Rising public sector spending, particularly due to the high number of public administration employees, also raises questions about fiscal sustainability.
Furthermore, several reports show that a significant portion of the population is facing rising debt, suggesting that economic growth has not yet translated into broad-based improvements in well-being.
However, the Albanian government has proposed an ambitious budget for 2025, aiming for economic growth and fiscal stability. The proposed budget of €8.2 billion marks a significant increase from previous years.

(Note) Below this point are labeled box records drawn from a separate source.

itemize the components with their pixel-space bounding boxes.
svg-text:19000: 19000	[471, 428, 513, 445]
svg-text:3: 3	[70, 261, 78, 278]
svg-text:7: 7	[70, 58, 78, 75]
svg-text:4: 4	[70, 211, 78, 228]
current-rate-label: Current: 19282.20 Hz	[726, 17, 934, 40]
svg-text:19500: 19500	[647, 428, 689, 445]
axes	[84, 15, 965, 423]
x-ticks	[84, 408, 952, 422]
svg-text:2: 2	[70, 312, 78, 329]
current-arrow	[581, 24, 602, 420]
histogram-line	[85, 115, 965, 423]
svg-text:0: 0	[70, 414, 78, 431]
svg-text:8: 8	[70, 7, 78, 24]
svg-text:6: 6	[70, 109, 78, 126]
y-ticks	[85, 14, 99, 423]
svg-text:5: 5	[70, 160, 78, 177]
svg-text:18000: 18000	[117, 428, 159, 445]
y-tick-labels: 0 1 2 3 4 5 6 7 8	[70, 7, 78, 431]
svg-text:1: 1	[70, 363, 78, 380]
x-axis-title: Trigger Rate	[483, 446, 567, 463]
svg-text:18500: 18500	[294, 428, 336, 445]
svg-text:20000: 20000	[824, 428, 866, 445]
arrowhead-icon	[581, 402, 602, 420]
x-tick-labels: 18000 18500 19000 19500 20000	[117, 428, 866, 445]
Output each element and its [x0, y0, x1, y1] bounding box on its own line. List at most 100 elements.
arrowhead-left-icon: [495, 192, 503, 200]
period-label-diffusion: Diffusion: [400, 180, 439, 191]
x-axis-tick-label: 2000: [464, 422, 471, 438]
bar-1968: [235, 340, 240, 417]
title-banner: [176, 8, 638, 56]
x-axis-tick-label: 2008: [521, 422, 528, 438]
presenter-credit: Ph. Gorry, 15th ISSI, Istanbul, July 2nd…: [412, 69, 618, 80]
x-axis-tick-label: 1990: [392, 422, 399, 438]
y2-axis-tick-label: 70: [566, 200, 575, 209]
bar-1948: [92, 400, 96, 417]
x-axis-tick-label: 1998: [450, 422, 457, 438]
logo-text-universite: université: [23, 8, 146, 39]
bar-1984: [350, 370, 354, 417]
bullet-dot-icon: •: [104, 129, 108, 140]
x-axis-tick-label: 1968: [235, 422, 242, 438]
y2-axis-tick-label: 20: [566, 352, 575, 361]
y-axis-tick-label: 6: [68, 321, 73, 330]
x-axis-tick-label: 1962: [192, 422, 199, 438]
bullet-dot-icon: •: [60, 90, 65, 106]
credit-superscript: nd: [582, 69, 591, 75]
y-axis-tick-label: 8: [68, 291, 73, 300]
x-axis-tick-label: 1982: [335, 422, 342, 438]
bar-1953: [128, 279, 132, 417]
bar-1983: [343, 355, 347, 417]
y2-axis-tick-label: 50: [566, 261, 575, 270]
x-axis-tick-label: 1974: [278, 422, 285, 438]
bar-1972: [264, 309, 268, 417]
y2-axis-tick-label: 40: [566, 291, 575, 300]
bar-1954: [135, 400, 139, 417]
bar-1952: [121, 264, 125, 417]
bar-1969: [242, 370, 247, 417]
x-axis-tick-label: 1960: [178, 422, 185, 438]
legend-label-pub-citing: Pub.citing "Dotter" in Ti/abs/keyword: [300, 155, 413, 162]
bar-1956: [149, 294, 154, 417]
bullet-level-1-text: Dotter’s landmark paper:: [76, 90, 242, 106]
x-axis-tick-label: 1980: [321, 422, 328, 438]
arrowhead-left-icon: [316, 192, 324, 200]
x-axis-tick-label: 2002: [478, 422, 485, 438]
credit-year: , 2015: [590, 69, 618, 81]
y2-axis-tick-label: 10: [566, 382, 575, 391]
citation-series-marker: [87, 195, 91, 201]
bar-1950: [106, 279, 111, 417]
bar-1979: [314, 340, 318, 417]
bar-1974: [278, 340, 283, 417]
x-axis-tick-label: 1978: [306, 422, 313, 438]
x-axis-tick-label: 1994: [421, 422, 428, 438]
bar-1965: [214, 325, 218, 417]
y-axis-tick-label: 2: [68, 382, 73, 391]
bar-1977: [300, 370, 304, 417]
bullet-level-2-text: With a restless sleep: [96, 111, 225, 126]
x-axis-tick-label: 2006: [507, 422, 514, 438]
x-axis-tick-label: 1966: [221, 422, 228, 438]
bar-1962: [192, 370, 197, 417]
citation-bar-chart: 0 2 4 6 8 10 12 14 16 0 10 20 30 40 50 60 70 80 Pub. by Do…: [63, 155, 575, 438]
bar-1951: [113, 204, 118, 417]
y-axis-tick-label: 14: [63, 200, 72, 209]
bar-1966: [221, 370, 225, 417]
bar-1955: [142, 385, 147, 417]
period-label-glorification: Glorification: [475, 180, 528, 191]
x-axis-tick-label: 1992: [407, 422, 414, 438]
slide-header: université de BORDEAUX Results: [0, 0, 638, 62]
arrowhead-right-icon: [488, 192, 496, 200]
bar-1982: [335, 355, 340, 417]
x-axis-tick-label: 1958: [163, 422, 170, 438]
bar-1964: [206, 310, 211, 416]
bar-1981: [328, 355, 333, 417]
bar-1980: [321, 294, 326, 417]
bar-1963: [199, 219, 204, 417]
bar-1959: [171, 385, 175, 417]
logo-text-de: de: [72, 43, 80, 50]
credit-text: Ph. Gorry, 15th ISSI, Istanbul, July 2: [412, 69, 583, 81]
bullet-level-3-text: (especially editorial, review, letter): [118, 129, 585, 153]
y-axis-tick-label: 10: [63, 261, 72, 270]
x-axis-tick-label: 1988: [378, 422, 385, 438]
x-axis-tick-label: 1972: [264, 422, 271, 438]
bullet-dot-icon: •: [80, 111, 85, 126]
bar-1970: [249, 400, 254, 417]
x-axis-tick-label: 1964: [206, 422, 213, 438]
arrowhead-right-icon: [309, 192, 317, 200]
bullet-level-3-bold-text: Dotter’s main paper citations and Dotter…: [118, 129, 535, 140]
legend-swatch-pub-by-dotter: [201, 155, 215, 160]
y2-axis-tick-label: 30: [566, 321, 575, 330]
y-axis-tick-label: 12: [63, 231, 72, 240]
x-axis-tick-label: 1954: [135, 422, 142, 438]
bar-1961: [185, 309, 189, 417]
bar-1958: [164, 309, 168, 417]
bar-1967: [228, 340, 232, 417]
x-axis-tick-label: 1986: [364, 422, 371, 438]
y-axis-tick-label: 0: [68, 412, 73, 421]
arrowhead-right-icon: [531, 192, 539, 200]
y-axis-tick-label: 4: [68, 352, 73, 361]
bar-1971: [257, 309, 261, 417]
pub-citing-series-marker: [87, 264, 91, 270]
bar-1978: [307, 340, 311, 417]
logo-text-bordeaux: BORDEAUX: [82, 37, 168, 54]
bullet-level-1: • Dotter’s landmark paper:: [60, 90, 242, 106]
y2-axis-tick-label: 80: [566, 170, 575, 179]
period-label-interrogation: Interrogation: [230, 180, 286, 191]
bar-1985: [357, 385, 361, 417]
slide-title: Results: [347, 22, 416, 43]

Overall, looking across the Western Balkans region, the 2025 budgets reflect a balance between fiscal prudence, infrastructure development and efforts to foster economic convergence with the European Union. This strategy is in line with the broader EU-backed Growth Plan for the Western Balkans, which aims to accelerate the integration of the region while promoting economic stability and sustainable development.
[1] The budget should be a single document, presenting a clear and comprehensive financial plan.
Sound financial management: Ensuring that funds are used efficiently and effectively.
The budget process and its implementation should be open and transparent to the public.